In the above promo clip for the sequel Rogen notes how the Panda isn’t just voiced by Jack Black but the character takes in his whole personality. That’s the main reason why the movie’s more in the B-range for me instead of an A. I’ve never been a Jack Black fan. His manic comic persona — which seems to just be variations off of his break-out role in High Fidelity — has always struck me as too obnoxious for large dosages. (Though his recent film Bernie was a more encouraging turn away from his usual.)
I like Rogen’s more laid back, clever, eager persona more.
9. Funny People (2009)
Judd Apatow’s story of an older comedian mentoring a younger comic (played by Rogen) didn’t receive the same enthusiastic critical and box office response as Knocked Up and The 40-Year-Old Virgin. It’s a bit long and wanders around and has a sharper, meaner thematic edge. So it doesn’t all come together and has highs and lows. Oh well — it’s still filled with hilarious jokes and some strong dramatic scenes with prescient observations on life and relationships. Don’t skip it.
8. Paul (2011)
Now here’s the opportunity for Rogen’s persona to take control of an animated character. This light, clever, fun comedy about a pair of sci-fi geeks who stumble across an oddball alien refugee escaped from Area 51 has plenty of entertaining moments and creative ideas. The way Paul can “download” all of his knowledge and experience into people’s heads is pretty cool.
I’m looking forward to the sequel which is due in 2015.
7. The Spiderwick Chronicles (2008)
Most family movies todays aren’t dark enough. This one has it more balanced, with some menacing enemies. Rogen provides the voice of a troll in a memorable role.
6. Observe and Report (2009)
Rogen stretches his persona in this under-appreciated gem. He plays a bipolar mall security officer with delusions of grandeur. It’s a great dark comedy with smarts and some big laughs.
5. The 40-Year-Old Virgin (2005)
This was Rogen’s comedic break-out. I haven’t watched it in years but now want to revisit it. Rogen plays one of Steve Carell’s co-workers and grabbed attention with his pop culture improvisations:
4. Knocked Up (2007)
And this was Rogen’s dramatic and leading man break-out, proving that he could more than carry a move on his own.
Knocked Up and 40-Year-Old-Virgin anointed a new genre, the stealth conservative comedy. The formula: Wrap the Pro-marriage and pro-monogamy sheep in the wolfskin of expletive-filled pop culture rants. It works.
3. This Is the End (2013)
Rogen made his directing debut with his friend and writing partner Evan Goldberg here. He and others play fictionalized versions of themselves scrambling to avoid hell and make it to heaven after the apocalypse. (Apparently Hollywood celebrities aren’t as virtuous as they thought. The rapture skips over them.)

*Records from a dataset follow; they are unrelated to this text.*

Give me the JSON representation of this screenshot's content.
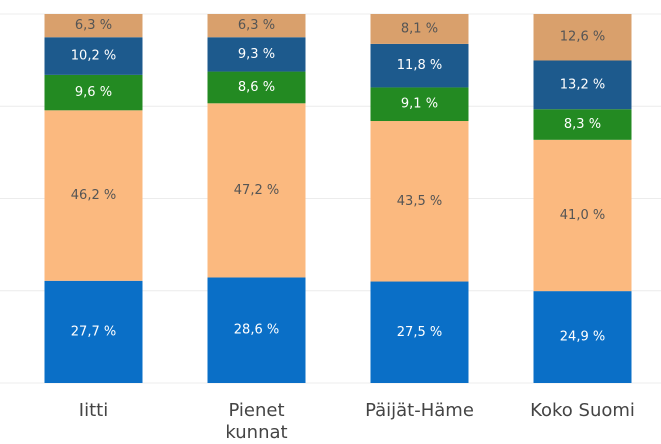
{
  "chart_data": {
    "type": "stacked_bar",
    "categories": [
      "Iitti",
      "Pienet kunnat",
      "Päijät-Häme",
      "Koko Suomi"
    ],
    "ylim": [
      0,
      100
    ],
    "yticks": [
      0,
      25,
      50,
      75,
      100
    ],
    "grid": true,
    "series": [
      {
        "color": "#0a6fc7",
        "label_color": "#ffffff",
        "values": [
          27.7,
          28.6,
          27.5,
          24.9
        ],
        "value_labels": [
          "27,7 %",
          "28,6 %",
          "27,5 %",
          "24,9 %"
        ]
      },
      {
        "color": "#fbb97f",
        "label_color": "#555555",
        "values": [
          46.2,
          47.2,
          43.5,
          41.0
        ],
        "value_labels": [
          "46,2 %",
          "47,2 %",
          "43,5 %",
          "41,0 %"
        ]
      },
      {
        "color": "#238a22",
        "label_color": "#ffffff",
        "values": [
          9.6,
          8.6,
          9.1,
          8.3
        ],
        "value_labels": [
          "9,6 %",
          "8,6 %",
          "9,1 %",
          "8,3 %"
        ]
      },
      {
        "color": "#1d5a8d",
        "label_color": "#ffffff",
        "values": [
          10.2,
          9.3,
          11.8,
          13.2
        ],
        "value_labels": [
          "10,2 %",
          "9,3 %",
          "11,8 %",
          "13,2 %"
        ]
      },
      {
        "color": "#d9a06c",
        "label_color": "#555555",
        "values": [
          6.3,
          6.3,
          8.1,
          12.6
        ],
        "value_labels": [
          "6,3 %",
          "6,3 %",
          "8,1 %",
          "12,6 %"
        ]
      }
    ]
  }
}
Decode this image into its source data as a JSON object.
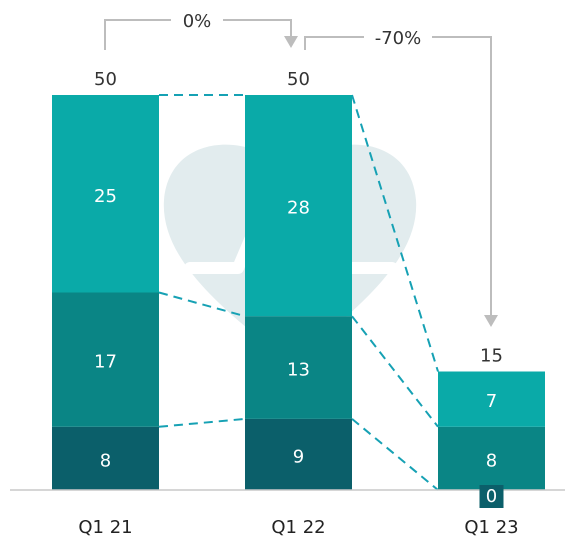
{
  "chart_data": {
    "type": "bar",
    "stacked": true,
    "categories": [
      "Q1 21",
      "Q1 22",
      "Q1 23"
    ],
    "series": [
      {
        "values": [
          8,
          9,
          0
        ],
        "color": "#0b5f6a"
      },
      {
        "values": [
          17,
          13,
          8
        ],
        "color": "#0a8585"
      },
      {
        "values": [
          25,
          28,
          7
        ],
        "color": "#0aaaa8"
      }
    ],
    "totals": [
      50,
      50,
      15
    ],
    "changes": [
      {
        "from": "Q1 21",
        "to": "Q1 22",
        "label": "0%"
      },
      {
        "from": "Q1 22",
        "to": "Q1 23",
        "label": "-70%"
      }
    ],
    "ylim": [
      0,
      50
    ],
    "grid": false,
    "connector_lines": "dashed",
    "background_icon": "heart-rate-icon"
  }
}
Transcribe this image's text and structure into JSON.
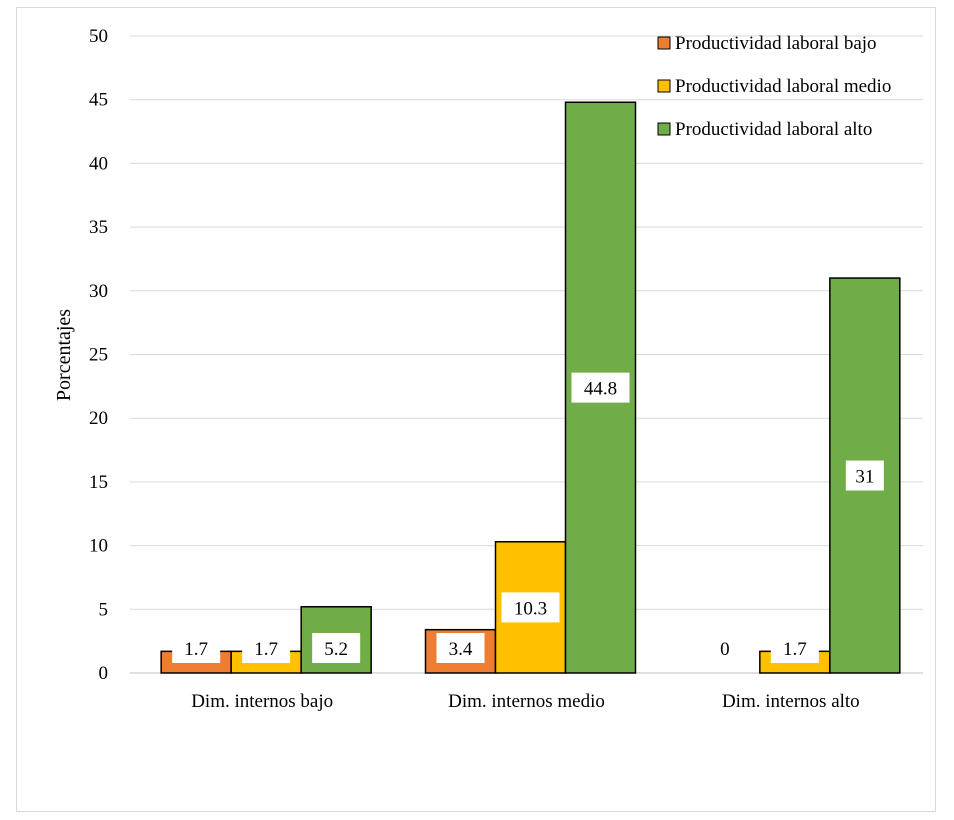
{
  "chart_data": {
    "type": "bar",
    "title": "",
    "xlabel": "",
    "ylabel": "Porcentajes",
    "ylim": [
      0,
      50
    ],
    "yticks": [
      0,
      5,
      10,
      15,
      20,
      25,
      30,
      35,
      40,
      45,
      50
    ],
    "grid": true,
    "legend_position": "top-right",
    "categories": [
      "Dim. internos bajo",
      "Dim. internos medio",
      "Dim. internos alto"
    ],
    "series": [
      {
        "name": "Productividad laboral bajo",
        "color": "#ED7D31",
        "values": [
          1.7,
          3.4,
          0
        ]
      },
      {
        "name": "Productividad laboral medio",
        "color": "#FFC000",
        "values": [
          1.7,
          10.3,
          1.7
        ]
      },
      {
        "name": "Productividad laboral alto",
        "color": "#70AD47",
        "values": [
          5.2,
          44.8,
          31
        ]
      }
    ]
  }
}
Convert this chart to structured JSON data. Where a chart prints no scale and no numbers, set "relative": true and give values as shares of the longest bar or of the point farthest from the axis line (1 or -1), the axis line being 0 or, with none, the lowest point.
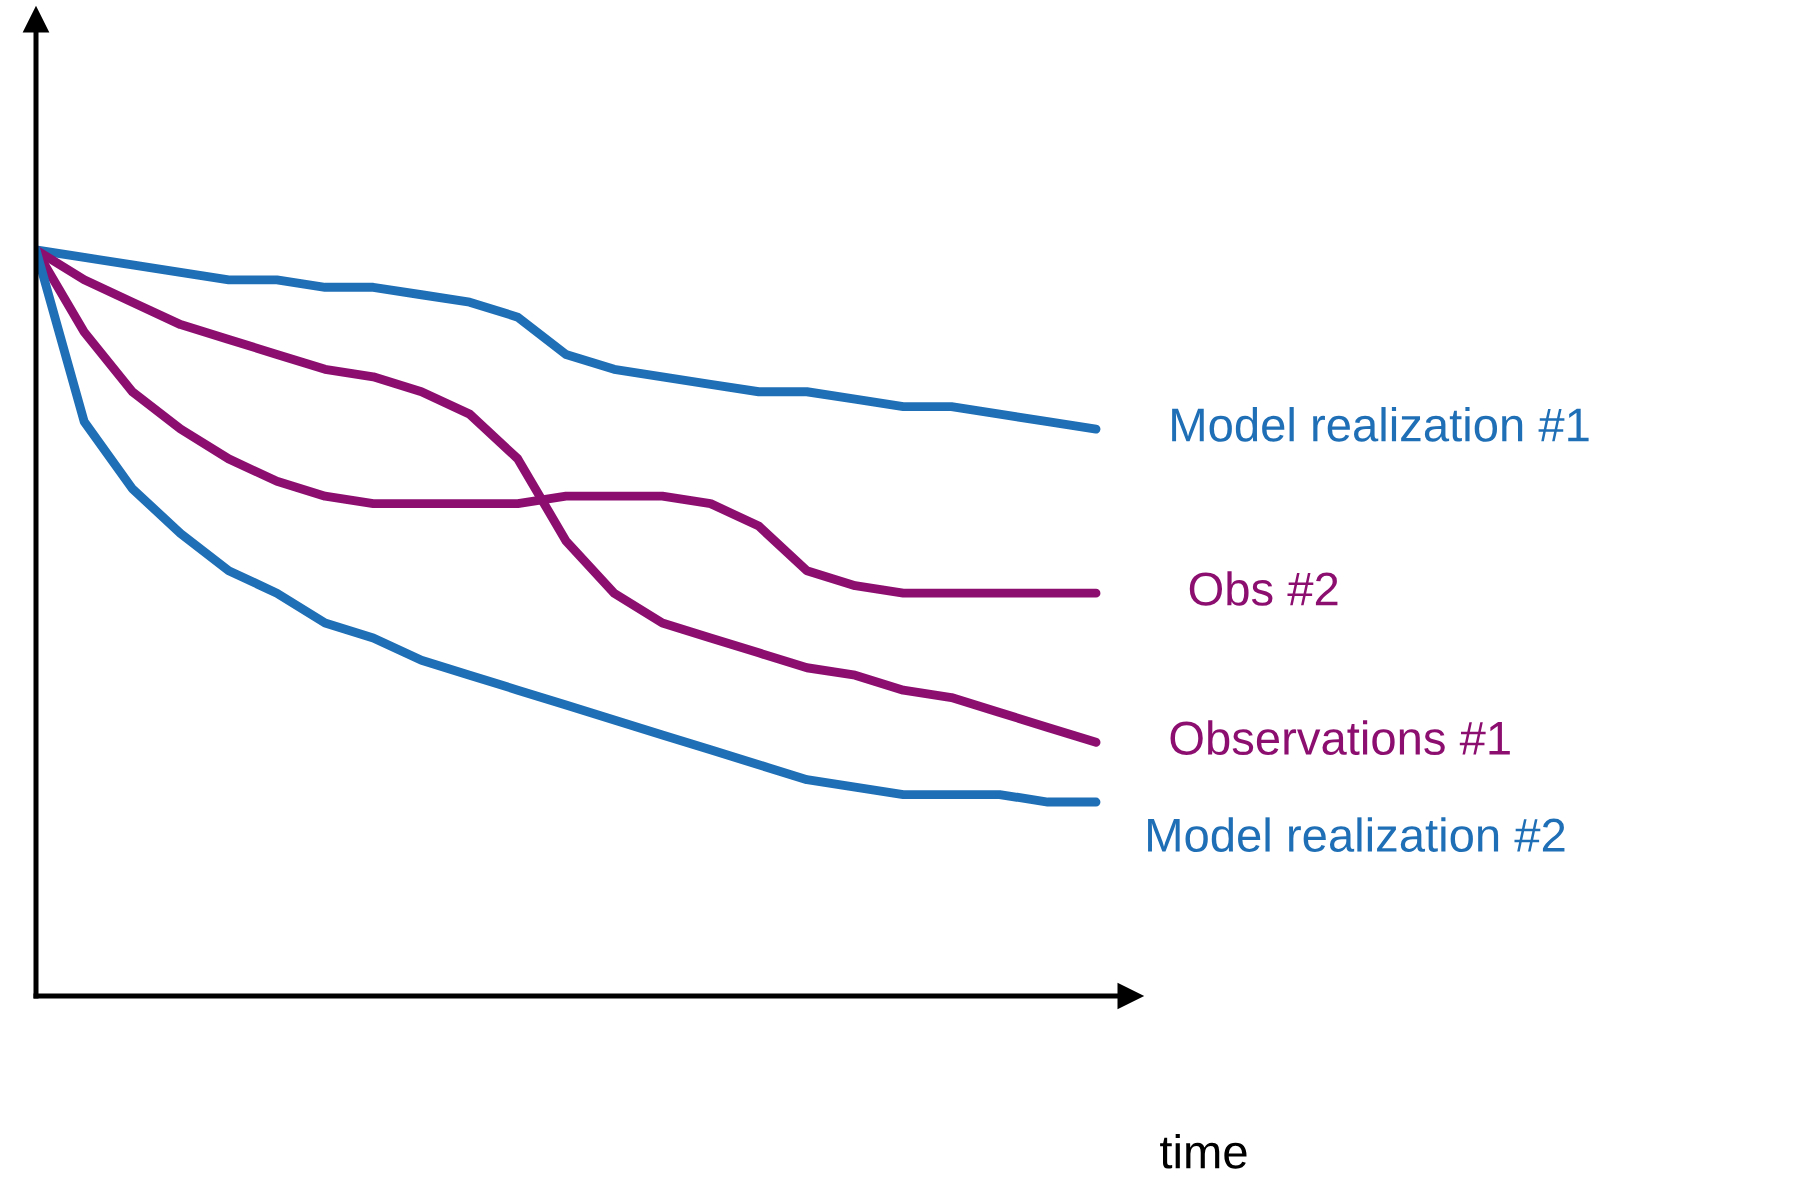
{
  "chart_data": {
    "type": "line",
    "relative": true,
    "xlabel": "time",
    "legend": false,
    "marker": "none",
    "line_style": "solid",
    "categories": [
      null,
      null,
      null,
      null,
      null,
      null,
      null,
      null,
      null,
      null,
      null,
      null,
      null,
      null,
      null,
      null,
      null,
      null,
      null,
      null,
      null,
      null,
      null
    ],
    "series": [
      {
        "name": "Model realization #1",
        "color": "#1f6fb6",
        "values": [
          1.0,
          0.99,
          0.98,
          0.97,
          0.96,
          0.96,
          0.95,
          0.95,
          0.94,
          0.93,
          0.91,
          0.86,
          0.84,
          0.83,
          0.82,
          0.81,
          0.81,
          0.8,
          0.79,
          0.79,
          0.78,
          0.77,
          0.76
        ]
      },
      {
        "name": "Obs #2",
        "color": "#8c0f70",
        "values": [
          1.0,
          0.89,
          0.81,
          0.76,
          0.72,
          0.69,
          0.67,
          0.66,
          0.66,
          0.66,
          0.66,
          0.67,
          0.67,
          0.67,
          0.66,
          0.63,
          0.57,
          0.55,
          0.54,
          0.54,
          0.54,
          0.54,
          0.54
        ]
      },
      {
        "name": "Observations #1",
        "color": "#8c0f70",
        "values": [
          1.0,
          0.96,
          0.93,
          0.9,
          0.88,
          0.86,
          0.84,
          0.83,
          0.81,
          0.78,
          0.72,
          0.61,
          0.54,
          0.5,
          0.48,
          0.46,
          0.44,
          0.43,
          0.41,
          0.4,
          0.38,
          0.36,
          0.34
        ]
      },
      {
        "name": "Model realization #2",
        "color": "#1f6fb6",
        "values": [
          1.0,
          0.77,
          0.68,
          0.62,
          0.57,
          0.54,
          0.5,
          0.48,
          0.45,
          0.43,
          0.41,
          0.39,
          0.37,
          0.35,
          0.33,
          0.31,
          0.29,
          0.28,
          0.27,
          0.27,
          0.27,
          0.26,
          0.26
        ]
      }
    ]
  }
}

Among the bizarre things: the movie essentially accepts and presents a fairly literal Biblical apocalypse–respectfully.
Because of this film’s competence and success I have confidence The Interview will also be wonderful.
2. Pineapple Express (2008)
Rogen and James Franco starred in the first and best “stoner action movie” ever. Die Hard crossed with Cheech and Chong. It’s tremendously entertaining and one of funniest films of the last decade. (Note to self: do list post later of the funniest films of the last decade…)
1. Superbad (2007)
Superbad was Rogen and Goldberg’s writing breakout. The story of two teenager friends pursuing drunken hook-ups before college is filled with numerous laughs, memorable characters, and a moral center. In many ways it embodies a successful formula that Rogen has just continued to develop with larger budgets and more sophistication.
What do you think? Am I all that far out in arguing that the best comedies are those that can aim high and low at the same time? Rogen is carrying on the Apatow tradition: lewd humor and outlandish premises obscure and take the edge off of traditionalist, moral messages? Works for me. If not this then what? Who’s a better comedic talent under 40 — both acting and writing/directing — than Rogen?